Uma vez Romero fez com que ela aproximasse o rosto da boca dele e segredou:

- Olha, amor, acho que está na hora de te contar um segredo: já estou andando tão bem que de vez em quando dou uma corridinha pela quadra, pela madrugada, só pra esquentar o motor.

- É mesmo? E porque não me contou antes?

- Medo. Pura e simplesmente medo, amor.

- Medo de que, meu crápula preferido?

- De ter que arranjar logo um emprego pra te pagar o que te devo. Devolver tudo que está gastando comigo esse tempo todo.

Eliane deu-lhe um carinhoso tapa na cabeça e exigiu:

- Saia correndo dessa cadeira, seu vagabundo, e vá pegar pra mim um guaraná gelado na padaria. Vamos, anda...

Os dois riram e Romero prometeu que logo estaria em condições de fazê-lo. Ela que esperasse mais um pouco. Um pouquinho só.

Eliane tinha absoluta certeza de que isso aconteceria em breve.

Wilson voltou dos Estados Unidos com a tia. Havia permanecido por lá durante quatro anos, durante os quais se encontrara com Eliane pelo menos umas dez vezes. Em duas ocasiões passara as férias no Brasil, nas outras a mãe fora visitá-lo e passear por Nova York e adjacências.

Ele era agora um rapaz alto, forte, vistoso, com maneiras discretas e elegantes. Refinado nos modos e extremamente bem informado sobre tudo.

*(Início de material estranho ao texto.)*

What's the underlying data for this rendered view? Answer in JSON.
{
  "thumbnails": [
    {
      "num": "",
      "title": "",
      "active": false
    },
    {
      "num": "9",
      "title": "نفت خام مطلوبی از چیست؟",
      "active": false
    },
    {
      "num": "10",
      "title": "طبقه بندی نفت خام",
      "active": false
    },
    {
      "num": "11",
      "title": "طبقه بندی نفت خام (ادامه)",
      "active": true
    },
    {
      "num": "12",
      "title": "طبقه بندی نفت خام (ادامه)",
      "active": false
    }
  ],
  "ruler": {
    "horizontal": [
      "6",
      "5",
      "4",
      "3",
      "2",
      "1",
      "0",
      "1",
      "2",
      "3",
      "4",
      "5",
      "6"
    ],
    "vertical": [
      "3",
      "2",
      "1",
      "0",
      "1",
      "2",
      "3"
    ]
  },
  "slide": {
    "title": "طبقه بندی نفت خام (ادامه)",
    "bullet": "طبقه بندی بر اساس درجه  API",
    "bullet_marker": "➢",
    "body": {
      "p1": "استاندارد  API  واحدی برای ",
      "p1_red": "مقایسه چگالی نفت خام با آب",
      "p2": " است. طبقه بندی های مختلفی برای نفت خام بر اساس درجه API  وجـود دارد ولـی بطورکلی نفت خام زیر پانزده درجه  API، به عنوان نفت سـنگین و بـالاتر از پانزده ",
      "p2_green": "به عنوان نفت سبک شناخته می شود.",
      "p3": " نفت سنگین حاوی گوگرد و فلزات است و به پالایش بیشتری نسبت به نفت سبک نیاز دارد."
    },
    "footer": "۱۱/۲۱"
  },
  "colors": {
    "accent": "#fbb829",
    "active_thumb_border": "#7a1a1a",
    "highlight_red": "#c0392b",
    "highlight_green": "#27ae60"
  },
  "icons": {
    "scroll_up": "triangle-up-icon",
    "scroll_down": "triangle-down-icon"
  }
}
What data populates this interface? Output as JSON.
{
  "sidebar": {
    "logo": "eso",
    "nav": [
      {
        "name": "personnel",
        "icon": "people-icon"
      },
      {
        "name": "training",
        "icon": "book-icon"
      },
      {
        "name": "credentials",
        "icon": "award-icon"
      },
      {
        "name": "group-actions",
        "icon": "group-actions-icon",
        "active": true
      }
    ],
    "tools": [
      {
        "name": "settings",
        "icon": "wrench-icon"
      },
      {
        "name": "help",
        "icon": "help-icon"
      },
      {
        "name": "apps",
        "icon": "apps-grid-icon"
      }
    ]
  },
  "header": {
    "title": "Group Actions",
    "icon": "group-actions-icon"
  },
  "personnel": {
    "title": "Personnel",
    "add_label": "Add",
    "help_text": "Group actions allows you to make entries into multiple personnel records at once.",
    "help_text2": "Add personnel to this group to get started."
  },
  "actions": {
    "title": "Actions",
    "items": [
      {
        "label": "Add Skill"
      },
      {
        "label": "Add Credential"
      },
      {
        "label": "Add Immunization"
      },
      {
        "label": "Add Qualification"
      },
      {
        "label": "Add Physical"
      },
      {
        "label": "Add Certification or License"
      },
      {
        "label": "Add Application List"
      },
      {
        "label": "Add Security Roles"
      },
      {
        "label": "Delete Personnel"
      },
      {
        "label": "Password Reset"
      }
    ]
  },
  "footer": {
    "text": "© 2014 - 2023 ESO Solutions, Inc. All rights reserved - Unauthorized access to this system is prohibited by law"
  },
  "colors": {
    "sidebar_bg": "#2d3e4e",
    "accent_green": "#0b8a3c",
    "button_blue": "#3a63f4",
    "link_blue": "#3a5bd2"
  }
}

Pensava em fazer o que muito americano já havia descoberto que valia a pena: investir no Brasil. Receava apenas não se adaptar logo ao modo de vida de seu país de origem. Em Nova York, apesar dos riscos e da violência, tudo era previsível, mais organizado, mais de acordo com a nova pessoa em que se transformara o antigo delinqüente juvenil. Passaria, no entanto, pelo menos seis meses com a mãe e decidiria seu futuro durante esse prazo. Se julgasse que valia a pena, faria o sacrifício e ficaria por aqui mesmo. Em São Paulo ou no Rio de Janeiro. Em Santos, de maneira alguma. Julgava a cidade parada demais, com velhos demais morando nela.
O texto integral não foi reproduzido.